(Beyond Pesticides, May 18, 2021) According to a study published earlier this month in Environmental Health Perspectives, organic meats are far less likely to be adulterated with multi-resistant bacteria (MDRB) than traditional meat. Research from experts at the John Hopkins Bloomberg School of Public Health is the latest news on the health and safety benefits of choosing organic products that ban the regular use of risky antibiotics for grocery shopping. Scientists indicate that contaminated food poses serious threats to consumers, public health and the economy. “The presence of pathogenic bacteria is in and of itself worrying given the potential increased risk of developing foodborne diseases,” said senior author Meghan Davis, PhD, associate professor at Bloomberg School. “If infections are found to be multi-resistant, they can be more deadly and more expensive to treat.”
To determine the level of contamination in various packaged meats, the scientists turned to the National Antimicrobial Resistance Monitoring System (NARMS), a collaborative program between the U.S. Centers for Disease Control and Prevention, U.S. Food and Drug Administration (FDA) and the United States Department of Agriculture. For a period of five years from 2012 to 2017, NARMS collected meat products (chicken breast, ground beef, ground turkey, and pork chops) from 19 different US states. In each state, NARMS picked a random grocer within 50 miles of their lab and collected 40 samples each month. A total of 39,349 meat samples were analyzed for the study, including 216 conventional meat processors, 123 processors who split their workflows between organic and conventional meat processing plants, and 3 fully organic processing plants. About 8% of the samples tested were organic while the rest were conventional.
Of the almost 40,000 samples analyzed, 1,422 (3.6%) were contaminated with MDRB. For organic meat, 29 of their 3,235 samples were contaminated (0.9%), while for conventional products 1,393 of 36,114 samples (3.9%) contained dangerous antibiotic-resistant bacteria.
This means that organically certified meat is 56% less likely to be contaminated with MDRB. A closer look at the data shows that the total contamination in plants that separate conventional and organic production is lower than in plants in which only conventional meat is processed. Conventional meat from purely conventional facilities was contaminated with pathogenic bacteria approximately one third of the time (34.1%), while conventional meat from shared facilities was only about a quarter (24.1%) likely. “The need to disinfect equipment between batches of organic and conventional meat processing may explain our results in reduced bacterial contamination of products from facilities that process both types of meat,” said Dr. Davis firmly.
Organic is not safer by accident, it is by design.
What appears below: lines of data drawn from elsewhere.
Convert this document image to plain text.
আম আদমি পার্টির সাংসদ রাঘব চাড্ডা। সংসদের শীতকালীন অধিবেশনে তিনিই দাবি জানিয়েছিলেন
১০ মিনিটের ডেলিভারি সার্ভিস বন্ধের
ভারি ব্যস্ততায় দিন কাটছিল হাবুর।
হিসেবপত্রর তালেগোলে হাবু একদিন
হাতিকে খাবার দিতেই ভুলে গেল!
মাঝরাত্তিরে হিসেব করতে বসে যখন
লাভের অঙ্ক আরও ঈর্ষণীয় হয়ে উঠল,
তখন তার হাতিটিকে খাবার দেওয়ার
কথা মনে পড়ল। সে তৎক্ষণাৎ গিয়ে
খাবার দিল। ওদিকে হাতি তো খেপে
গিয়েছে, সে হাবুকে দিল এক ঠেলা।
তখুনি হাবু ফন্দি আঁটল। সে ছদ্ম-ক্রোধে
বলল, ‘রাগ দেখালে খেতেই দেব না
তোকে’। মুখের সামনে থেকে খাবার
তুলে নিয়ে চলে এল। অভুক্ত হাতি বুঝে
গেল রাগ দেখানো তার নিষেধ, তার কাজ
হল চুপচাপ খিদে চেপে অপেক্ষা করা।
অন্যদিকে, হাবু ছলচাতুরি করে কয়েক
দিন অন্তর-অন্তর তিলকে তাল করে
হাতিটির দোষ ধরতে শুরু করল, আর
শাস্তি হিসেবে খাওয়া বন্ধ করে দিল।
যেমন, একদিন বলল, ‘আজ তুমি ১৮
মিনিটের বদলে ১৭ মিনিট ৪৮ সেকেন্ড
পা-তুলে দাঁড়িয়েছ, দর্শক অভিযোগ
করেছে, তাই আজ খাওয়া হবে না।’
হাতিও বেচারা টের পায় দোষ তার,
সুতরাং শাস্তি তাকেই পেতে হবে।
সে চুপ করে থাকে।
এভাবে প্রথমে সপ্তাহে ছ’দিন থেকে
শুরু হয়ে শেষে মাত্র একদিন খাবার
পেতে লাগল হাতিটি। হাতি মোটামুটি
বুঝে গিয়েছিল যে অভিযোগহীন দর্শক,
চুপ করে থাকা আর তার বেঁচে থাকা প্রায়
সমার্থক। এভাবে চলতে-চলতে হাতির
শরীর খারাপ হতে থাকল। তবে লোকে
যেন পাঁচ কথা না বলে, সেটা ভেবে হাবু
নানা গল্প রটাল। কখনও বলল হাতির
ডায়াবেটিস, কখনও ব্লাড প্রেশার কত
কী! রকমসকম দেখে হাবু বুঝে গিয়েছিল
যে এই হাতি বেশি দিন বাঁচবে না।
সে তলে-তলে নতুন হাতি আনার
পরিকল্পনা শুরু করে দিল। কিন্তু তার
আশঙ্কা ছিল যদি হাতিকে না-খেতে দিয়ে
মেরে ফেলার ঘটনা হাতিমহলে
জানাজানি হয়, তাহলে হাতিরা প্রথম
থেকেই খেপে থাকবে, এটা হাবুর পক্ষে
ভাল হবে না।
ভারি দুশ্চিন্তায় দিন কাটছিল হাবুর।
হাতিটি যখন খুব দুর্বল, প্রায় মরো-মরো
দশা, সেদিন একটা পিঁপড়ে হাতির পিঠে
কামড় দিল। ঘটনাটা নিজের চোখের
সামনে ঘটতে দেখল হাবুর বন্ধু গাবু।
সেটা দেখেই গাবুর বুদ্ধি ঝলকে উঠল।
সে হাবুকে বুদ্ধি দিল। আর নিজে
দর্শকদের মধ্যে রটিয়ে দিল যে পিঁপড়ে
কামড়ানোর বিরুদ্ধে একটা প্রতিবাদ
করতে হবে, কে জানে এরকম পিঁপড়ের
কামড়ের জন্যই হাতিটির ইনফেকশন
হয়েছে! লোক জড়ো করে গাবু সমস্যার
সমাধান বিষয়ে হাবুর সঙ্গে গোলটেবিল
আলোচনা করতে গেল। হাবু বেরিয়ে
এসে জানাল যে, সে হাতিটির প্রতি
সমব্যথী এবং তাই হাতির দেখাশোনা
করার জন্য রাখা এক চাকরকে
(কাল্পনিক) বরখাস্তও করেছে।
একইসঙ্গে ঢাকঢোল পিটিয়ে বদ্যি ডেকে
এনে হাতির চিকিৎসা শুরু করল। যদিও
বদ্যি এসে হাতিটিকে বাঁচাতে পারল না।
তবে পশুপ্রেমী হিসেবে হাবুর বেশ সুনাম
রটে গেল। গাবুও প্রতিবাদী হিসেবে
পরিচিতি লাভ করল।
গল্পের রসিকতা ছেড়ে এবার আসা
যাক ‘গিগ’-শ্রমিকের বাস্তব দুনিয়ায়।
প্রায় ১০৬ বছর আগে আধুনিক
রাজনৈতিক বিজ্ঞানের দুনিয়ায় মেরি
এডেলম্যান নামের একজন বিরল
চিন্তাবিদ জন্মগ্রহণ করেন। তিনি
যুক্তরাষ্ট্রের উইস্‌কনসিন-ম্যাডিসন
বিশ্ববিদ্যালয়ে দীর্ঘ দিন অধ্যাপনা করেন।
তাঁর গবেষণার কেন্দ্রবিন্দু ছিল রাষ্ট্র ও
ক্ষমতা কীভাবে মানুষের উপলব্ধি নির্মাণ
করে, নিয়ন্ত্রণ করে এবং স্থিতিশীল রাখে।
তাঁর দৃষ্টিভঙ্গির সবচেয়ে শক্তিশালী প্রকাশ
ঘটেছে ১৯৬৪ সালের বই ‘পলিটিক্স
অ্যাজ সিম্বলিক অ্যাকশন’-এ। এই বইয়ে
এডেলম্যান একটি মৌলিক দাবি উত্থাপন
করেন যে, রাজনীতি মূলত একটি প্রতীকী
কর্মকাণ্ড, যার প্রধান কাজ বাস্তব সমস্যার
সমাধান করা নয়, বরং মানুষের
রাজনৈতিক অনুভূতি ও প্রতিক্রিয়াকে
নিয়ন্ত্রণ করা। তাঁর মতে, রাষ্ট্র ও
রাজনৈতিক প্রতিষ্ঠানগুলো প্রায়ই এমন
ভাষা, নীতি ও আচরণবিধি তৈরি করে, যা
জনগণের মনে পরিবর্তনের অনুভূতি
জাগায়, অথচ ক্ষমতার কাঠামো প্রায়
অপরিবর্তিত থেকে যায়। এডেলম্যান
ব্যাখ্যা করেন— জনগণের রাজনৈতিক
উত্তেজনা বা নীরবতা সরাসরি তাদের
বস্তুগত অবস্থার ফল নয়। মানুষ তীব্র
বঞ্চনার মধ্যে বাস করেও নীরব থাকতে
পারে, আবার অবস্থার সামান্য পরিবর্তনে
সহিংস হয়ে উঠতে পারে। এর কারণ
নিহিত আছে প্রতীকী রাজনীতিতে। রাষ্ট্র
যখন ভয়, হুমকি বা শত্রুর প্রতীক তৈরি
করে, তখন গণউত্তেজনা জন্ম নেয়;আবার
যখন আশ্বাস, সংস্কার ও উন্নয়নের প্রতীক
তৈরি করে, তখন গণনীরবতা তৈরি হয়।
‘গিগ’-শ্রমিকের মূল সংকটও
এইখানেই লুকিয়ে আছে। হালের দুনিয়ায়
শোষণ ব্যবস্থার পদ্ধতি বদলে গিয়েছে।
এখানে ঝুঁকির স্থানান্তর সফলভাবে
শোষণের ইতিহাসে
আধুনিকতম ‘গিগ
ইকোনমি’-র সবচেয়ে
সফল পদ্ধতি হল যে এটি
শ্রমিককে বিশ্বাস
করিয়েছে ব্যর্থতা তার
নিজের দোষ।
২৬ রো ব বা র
Organic standards, which are regulated in the Organic Food Production Act of 1990, were drawn up with the aim of protecting public health and ecosystem services. Organic standards prohibit the use of antibiotics in poultry after the second day of life and in mammals after the mother’s third trimester. Organically certified meat must also follow a stricter processing protocol. With shared operations, organic meat cannot be processed with the same equipment as conventional meat without first being cleaned and disinfected.
Previous studies have found that organic meat and other animal products are more nutritious than conventional products in addition to food safety. A study from 2016 found a 50% higher content of omega-3 fatty acids and lower concentrations of saturated fatty acids in organic meat compared to conventional meat. This is in large part due to the way the animals are raised. Organic animals are often raised outdoors and fed with grass forage, which has a higher proportion of healthy omega-3 fatty acids, as opposed to grain, which contains less.
In addition to an improved diet and lower bacterial load, organic products contain far fewer toxic pesticides and other chemicals. A study published last July found that conventional milk contains a number of dangerous substances – from growth hormones to antibiotics to pesticides – that are not found in organic milk.
Studies have shown time and time again that switching from a predominantly conventional to an exclusively organic diet significantly changes the amount of pesticides one is exposed to. This is due to the fact that no toxic synthetic pesticides may be used for certified organic food in organic farming.
But organic isn’t perfect. Watchdog organizations have cited many organic producers for conditions similar to those found on “factory farms” using conventional production methods. There are also concerns about the backlog in the USDA’s rulemaking, which has delayed the implementation of rules that would improve the public and environmental health profile of ecological practices.
Despite these shortcomings, organic remains a far better choice than conventionally produced foods. Organic standards are drawn up with the involvement of organic consumers and other interest groups and should be continuously improved. Because of this, it is vital for consumers to keep engaging with the rulemaking process. Raise your voice as an organic consumer by letting the USDA know it must follow and implement recommendations from the expert, the independent National Organic Standards Board, to maintain organic integrity. For more ways you can advocate for the protection and improvement of organic practices, please visit the Beyond Pesticides Keeping Organic Strong program page.
All unassigned positions and opinions in this piece are those of Beyond Pesticides.